Institute of Structural and Molecular Biology, University College London, London, United Kingdom.
Advanced Research Computing Centre, University College London, London, United Kingdom.
J Mol Biol. 2024 Sep 1;436(17):168551. doi: 10.1016/j.jmb.2024.168551. Epub 2024 Mar 27.

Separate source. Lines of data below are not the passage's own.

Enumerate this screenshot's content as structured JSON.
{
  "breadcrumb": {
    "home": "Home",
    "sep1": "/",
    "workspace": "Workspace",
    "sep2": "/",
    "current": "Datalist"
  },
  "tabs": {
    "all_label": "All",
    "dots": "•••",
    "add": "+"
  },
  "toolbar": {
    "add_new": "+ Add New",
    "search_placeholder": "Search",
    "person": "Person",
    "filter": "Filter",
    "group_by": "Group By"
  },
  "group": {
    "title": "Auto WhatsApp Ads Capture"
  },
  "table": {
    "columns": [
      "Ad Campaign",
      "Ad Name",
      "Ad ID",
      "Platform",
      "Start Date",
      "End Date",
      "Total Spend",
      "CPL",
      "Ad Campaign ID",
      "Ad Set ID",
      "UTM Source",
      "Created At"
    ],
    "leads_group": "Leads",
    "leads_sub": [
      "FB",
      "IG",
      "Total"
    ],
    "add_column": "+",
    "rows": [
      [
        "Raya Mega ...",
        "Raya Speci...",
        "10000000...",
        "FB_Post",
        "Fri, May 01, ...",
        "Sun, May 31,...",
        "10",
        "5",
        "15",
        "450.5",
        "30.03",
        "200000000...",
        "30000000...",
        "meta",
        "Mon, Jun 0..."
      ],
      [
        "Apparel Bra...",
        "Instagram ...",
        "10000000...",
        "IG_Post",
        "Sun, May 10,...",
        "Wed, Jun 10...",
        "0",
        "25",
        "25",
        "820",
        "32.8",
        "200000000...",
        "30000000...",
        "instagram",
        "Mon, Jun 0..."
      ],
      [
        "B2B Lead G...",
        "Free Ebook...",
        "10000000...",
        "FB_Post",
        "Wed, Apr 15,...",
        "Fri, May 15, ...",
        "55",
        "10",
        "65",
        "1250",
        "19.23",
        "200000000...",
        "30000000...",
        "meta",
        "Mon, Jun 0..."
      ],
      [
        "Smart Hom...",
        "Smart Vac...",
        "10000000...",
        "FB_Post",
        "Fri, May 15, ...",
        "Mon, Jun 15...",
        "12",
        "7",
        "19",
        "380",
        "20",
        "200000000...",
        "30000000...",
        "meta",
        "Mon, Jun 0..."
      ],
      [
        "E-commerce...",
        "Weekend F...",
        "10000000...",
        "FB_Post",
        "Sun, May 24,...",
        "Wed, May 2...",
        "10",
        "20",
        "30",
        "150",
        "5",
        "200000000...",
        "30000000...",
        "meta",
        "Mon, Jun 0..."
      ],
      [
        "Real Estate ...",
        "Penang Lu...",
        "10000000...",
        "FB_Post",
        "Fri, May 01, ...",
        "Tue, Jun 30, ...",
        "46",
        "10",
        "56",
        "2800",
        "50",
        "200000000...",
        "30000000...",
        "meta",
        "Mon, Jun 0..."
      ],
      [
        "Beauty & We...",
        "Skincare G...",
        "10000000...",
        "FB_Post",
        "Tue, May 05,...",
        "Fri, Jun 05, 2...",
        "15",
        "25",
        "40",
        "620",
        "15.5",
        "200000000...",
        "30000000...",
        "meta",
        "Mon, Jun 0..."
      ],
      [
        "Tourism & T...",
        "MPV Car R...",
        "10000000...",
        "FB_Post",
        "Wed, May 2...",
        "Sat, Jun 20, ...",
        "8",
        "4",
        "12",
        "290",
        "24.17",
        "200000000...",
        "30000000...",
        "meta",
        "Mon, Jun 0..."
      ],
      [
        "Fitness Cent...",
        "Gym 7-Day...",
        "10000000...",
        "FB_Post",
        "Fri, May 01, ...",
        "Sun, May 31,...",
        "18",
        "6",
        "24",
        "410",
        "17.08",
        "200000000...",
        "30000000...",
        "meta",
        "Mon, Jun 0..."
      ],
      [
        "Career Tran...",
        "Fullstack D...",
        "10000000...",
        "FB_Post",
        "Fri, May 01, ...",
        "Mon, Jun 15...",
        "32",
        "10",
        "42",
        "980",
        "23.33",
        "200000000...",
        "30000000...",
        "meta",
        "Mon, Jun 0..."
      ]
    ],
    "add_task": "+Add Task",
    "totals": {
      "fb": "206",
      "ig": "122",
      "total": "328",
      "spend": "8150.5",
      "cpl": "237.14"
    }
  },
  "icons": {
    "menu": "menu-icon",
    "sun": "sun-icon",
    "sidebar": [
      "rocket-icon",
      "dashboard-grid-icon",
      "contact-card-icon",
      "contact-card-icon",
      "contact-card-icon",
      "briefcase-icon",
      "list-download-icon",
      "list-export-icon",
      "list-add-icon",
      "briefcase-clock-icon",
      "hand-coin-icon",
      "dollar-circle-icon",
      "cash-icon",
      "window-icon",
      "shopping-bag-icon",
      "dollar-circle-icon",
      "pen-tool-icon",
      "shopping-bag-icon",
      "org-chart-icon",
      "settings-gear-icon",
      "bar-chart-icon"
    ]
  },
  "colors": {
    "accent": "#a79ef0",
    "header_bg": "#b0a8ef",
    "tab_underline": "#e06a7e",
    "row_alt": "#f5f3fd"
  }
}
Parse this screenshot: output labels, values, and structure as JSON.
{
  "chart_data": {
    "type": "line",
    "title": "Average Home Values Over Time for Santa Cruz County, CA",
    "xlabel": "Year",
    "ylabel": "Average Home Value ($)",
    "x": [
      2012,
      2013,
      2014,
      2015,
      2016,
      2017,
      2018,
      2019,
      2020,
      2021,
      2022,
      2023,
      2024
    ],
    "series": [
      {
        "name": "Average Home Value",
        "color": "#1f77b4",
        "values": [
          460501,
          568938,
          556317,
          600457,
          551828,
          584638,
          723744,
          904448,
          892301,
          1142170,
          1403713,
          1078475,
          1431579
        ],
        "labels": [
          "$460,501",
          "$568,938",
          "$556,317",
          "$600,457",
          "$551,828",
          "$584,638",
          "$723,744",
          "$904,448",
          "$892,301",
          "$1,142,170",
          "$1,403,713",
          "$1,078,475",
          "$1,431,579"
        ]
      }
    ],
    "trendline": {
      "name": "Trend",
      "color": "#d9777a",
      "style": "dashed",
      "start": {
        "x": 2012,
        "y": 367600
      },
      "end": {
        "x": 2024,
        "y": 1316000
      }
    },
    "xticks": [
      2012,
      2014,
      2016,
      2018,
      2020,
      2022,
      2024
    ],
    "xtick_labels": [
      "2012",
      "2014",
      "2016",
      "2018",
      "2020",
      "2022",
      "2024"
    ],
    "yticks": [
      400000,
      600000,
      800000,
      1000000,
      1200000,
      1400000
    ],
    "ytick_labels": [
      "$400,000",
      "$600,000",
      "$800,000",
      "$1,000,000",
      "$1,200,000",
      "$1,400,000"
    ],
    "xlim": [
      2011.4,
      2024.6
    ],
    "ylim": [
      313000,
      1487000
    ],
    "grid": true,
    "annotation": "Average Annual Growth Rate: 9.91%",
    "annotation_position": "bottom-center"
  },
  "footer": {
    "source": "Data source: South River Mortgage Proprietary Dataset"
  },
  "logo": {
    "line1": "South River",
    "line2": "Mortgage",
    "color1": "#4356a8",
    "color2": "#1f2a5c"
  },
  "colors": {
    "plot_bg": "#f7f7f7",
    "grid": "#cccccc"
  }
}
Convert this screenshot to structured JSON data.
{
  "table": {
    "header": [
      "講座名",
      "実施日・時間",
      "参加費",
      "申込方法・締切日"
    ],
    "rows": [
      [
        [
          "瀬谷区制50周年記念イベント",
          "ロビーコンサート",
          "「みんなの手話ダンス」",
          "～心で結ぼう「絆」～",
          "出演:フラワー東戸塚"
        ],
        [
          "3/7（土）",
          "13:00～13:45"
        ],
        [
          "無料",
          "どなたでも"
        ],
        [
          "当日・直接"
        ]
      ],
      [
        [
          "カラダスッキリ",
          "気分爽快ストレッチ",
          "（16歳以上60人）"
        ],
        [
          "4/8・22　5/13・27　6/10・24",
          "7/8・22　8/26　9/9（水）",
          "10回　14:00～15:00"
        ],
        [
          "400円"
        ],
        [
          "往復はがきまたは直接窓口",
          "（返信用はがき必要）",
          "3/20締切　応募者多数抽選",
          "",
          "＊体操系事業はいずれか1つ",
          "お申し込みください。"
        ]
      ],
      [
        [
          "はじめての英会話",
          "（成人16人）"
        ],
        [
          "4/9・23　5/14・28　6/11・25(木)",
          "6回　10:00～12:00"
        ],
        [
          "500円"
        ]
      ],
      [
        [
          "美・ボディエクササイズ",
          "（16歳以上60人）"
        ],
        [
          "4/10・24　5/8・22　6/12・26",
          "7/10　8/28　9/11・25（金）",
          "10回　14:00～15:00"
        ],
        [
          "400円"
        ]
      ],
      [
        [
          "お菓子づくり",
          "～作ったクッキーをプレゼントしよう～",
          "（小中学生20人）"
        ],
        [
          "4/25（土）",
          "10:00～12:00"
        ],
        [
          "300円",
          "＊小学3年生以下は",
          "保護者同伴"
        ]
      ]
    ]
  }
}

CATH (https://www.cathdb.info) classifies domain structures from experimental protein structures in the PDB and predicted structures in the AlphaFold Database (AFDB). To cope with the scale of the predicted data a new NextFlow workflow (CATH-AlphaFlow), has been developed to classify high-quality domains into CATH superfamilies and identify novel fold groups and superfamilies. CATH-AlphaFlow uses a novel state-of-the-art structure-based domain boundary prediction method (ChainSaw) for identifying domains in multi-domain proteins. We applied CATH-AlphaFlow to process PDB structures not classified in CATH and AFDB structures from 21 model organisms, expanding CATH by over 100%. Domains not classified in existing CATH superfamilies or fold groups were used to seed novel folds, giving 253 new folds from PDB structures (September 2023 release) and 96 from AFDB structures of proteomes of 21 model organisms. Where possible, functional annotations were obtained using (i) predictions from publicly available methods (ii) annotations from structural relatives in AFDB/UniProt50. We also predicted functional sites and highly conserved residues. Some folds are associated with important functions such as photosynthetic acclimation (in flowering plants), iron permease activity (in fungi) and post-natal spermatogenesis (in mice). CATH-AlphaFlow will allow us to identify many more CATH relatives in the AFDB, further characterising the protein structure landscape.
CATH(https://www.cathdb.info)对 PDB 中的实验蛋白质结构和 AlphaFold Database(AFDB)中的预测结构进行结构域分类。为了应对预测数据的规模,开发了一种新的 NextFlow 工作流程(CATH-AlphaFlow),用于将高质量结构域分类为 CATH 超家族,并识别新的折叠群和超家族。CATH-AlphaFlow 使用一种新颖的基于结构的结构域边界预测方法(ChainSaw)来识别多结构域蛋白中的结构域。我们应用 CATH-AlphaFlow 处理未在 CATH 和 AFDB 中分类的 PDB 结构,涵盖了 21 种模式生物的结构,使 CATH 的规模扩大了 100%以上。未在现有 CATH 超家族或折叠群中分类的结构域用于播种新的折叠,从 PDB 结构(2023 年 9 月发布)中得到 253 个新折叠,从 21 种模式生物的 AFDB 结构中得到 96 个。在可能的情况下,使用以下方法获得功能注释:(i)公开可用方法的预测;(ii)AFDB/UniProt50 中结构相关物的注释。我们还预测了功能位点和高度保守的残基。一些折叠与重要功能相关,如光合作用适应(在开花植物中)、铁渗透酶活性(在真菌中)和产后精子发生(在老鼠中)。CATH-AlphaFlow 将使我们能够在 AFDB 中识别更多的 CATH 相关物,进一步描述蛋白质结构景观。